Low-E Glass: A Great Choice for Windows in Cold Midwestern Climates

Throughout the Midwest, winters can be particularly harsh, bringing sub-zero temperatures and heavy snowfall. If you’re tired of the high heating bills such winters bring, then it’s time to look towards your windows. Replacing older windows with new, energy-efficient windows will keep your home more comfortable and drive your energy bills down. In particular, you should look for efficient windows made with low-e glass.

What Does Low-E Mean?

Low-e is an abbreviation for low-emissivity. Emissivity quantifies the percent of heat waves that pass through glass upon hitting it. Normal glass has an emissivity of 0.84, which means 84 percent of heat waves pass right through it. Low-e glass, on the other hand, may have an emissivity as low as 0.02, meaning that only 2 percent of heat waves pass through it. The rest are reflected; they bounce right off the glass.

How Does Low-E Glass Reduce Heating Bills?

If you have typical, untreated glass windows, much of your home’s heat is probably lost through the windows. R-value is a measure of a substance’s ability to resist heat transfer. The higher the R-value, the less heat is transferred through a substance.

A single pane of glass only has an R-value of 0.85. For the sake of comparison, Energy Star recommends insulating your attic to an R-value of at least 38 and your floors to at least R-25 in most areas of the Midwest. Due to their low R-value, a lot of heat is escaping through your windows.

Low-e glass has a higher R-value, which reduces heat loss. Since less heat leaves your home, your furnace does not have to work as hard to keep your home warm, and your energy bills go down.

Does Low-E Glass Look Strange?

Low-e glass is made by spraying a thin layer of a metallic substance, such as silver oxide, onto the glass windows. Sometimes this metallic layer is instead placed in the middle of the sheet of glass. In either case, it does not noticeably change the appearance of the window. Sunlight still comes through the window, too, so you don’t have to worry about low-e windows leaving you in darkness.

Will Low-E Windows Benefit You in the Summer, Too?

This is one reason why low-e windows are such a good choice in the Midwest. Not only do they keep your home warmer in the winter, but they also keep it cooler in the hot summer months.

In the summer, the metallic layer just reflects heat waves back outside, preventing them from entering your home and thereby reducing the strain on your air conditioner. You won’t get those warm, stuffy pockets near your windows anymore.

What Should You Look for in a Low-E Window?

There are many different low-e windows on the market, so it’s important to do your research and compare your options before making a purchase. Here are a few features to look for in a good low-e window.

Soft Coat

There are two types of low-e windows: soft coat and hard coat. The difference has to do with how the metal is applied to the glass, but what you really need to know is that soft-coat low-e windows are more effective.

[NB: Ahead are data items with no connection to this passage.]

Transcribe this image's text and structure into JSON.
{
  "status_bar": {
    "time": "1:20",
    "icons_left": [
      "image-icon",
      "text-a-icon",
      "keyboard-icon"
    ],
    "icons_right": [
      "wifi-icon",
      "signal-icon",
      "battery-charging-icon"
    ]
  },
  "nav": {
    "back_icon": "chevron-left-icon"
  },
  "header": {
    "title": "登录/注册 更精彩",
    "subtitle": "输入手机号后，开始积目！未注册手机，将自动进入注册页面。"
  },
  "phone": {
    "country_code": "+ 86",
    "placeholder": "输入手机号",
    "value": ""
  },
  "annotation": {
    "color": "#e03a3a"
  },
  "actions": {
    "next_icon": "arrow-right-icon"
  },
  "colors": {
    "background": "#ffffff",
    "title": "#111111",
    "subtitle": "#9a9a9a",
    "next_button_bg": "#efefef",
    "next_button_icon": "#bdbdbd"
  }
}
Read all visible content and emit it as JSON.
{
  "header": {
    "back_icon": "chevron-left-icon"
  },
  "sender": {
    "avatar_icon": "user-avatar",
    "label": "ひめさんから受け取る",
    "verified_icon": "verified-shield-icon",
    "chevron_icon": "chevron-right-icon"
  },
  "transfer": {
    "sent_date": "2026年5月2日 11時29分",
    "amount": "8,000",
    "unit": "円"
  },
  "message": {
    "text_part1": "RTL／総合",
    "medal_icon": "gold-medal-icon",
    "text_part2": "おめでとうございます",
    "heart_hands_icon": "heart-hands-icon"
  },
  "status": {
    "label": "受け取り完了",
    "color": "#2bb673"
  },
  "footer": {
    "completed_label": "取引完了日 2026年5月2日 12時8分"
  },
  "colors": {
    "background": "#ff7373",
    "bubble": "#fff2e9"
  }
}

They reflect more heat back into your home and have a higher R-value than hard-coat low-e windows.

Argon Gas

For the ultimate in energy savings, you want double-pane low-e windows with argon gas between the panes. Argon gas is a better insulator than air, so windows with this filling will save you more on energy.

A High VT

VT stands for visible transmittance, which is the amount of light the windows allow to shine through. Unless you want your home to have a dim look, lokk for low-e windows with a VT of 0.54 or higher.